Pipeline configuration

Splittting and Merging tasks

In CloudConductor, a large task can be processed as multiple smaller tasks using splitters and mergers. In order to define a splitter and merger, please follow the instructions specified in module creation from developer’s guide.

An example use for splitters and mergers is processing the sequencing reads. The input sequencing reads can be aligned independently, thus the aligning procedure can run in parallel. For example, consider the simple pipeline presented in Figure 2.

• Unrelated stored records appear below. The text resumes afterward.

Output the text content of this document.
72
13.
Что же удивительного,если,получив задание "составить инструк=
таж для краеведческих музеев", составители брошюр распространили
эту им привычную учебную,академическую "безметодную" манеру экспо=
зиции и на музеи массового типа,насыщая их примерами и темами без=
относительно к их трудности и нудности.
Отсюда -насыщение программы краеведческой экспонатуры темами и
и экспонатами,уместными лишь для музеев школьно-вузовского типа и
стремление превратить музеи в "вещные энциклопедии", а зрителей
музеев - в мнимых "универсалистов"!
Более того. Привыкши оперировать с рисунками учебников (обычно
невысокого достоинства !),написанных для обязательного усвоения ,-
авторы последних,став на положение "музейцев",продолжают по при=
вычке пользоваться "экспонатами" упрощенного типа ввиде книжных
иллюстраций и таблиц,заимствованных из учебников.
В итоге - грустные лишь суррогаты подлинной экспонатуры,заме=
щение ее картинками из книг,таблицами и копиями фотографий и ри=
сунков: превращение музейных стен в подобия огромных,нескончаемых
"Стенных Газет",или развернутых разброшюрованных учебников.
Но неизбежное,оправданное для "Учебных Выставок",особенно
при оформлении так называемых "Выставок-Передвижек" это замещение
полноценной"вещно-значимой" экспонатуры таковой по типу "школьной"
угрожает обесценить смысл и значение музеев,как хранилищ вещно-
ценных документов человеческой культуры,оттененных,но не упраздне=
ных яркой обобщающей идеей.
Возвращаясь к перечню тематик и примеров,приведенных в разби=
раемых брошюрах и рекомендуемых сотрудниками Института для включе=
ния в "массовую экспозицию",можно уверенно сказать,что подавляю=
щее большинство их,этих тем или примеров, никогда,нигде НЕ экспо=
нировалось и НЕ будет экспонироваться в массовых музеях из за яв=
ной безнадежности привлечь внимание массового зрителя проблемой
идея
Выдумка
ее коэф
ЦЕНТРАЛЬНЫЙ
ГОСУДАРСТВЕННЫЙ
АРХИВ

An example of a small pipeline
Figure 2. An example of a small pipeline

The graph configuration file for the pipeline presented in Figure 2 is:

    [align_reads]
        module=BWA
        final_output=bam

    [bam_indexing]
        module=Samtools
        submodule=Index
        docker_image=Samtools_docker
        input_from=align_reads
        final_output=bam_idx

However, after implementing a .fastq file splitter and a .bam file merger, the new pipeline can be changed as presented in Figure 3.

An example of a parallel and fast pipeline
Figure 3. An example of a parallel and fast pipeline

… and the final graph configuration file becomes:

    [split_reads]
        module=FastqSplitter

    [align_reads]
        module=BWA
        input_from=split_reads

    [merge_align]
        module=MergeBams
        input_from=align_reads
        final_output=bam

    [bam_indexing]
        module=Samtools
        submodule=Index
        docker_image=Samtools_docker
        input_from=align_reads
        final_output=bam_idx

As you can observe, in the pipeline definition the new splitter and merger have been added as simple modules. An important thing to notice is that the final_output has been moved from align_reads to merge_align. If the final_output was declared at the level of align_reads, a set of all splitted alignments (not the final merged result) will be considered as final alignment result.

Additional configurationg for a pipeline

There are cases when in a specific pipeline run the user wants to override a setting (most times a constant) in a tool. You can do that as well in the pipeline graph using the args subsection. For example, let’s say we would like to override the default value of the constants MINLEN and SLIDINGWINDOW_SIZE from Trimmomatic. In this case, the pipeline graph looks as following:

    [trim_reads]
        module=Trimmomatic
        docker_image=Trimmomatic_docker
        [[args]]
            MINLEN=20
            SLIDINGWINDOW_SIZE=5

These changes will affect only the CloudConductor runs that use the above pipeline graph.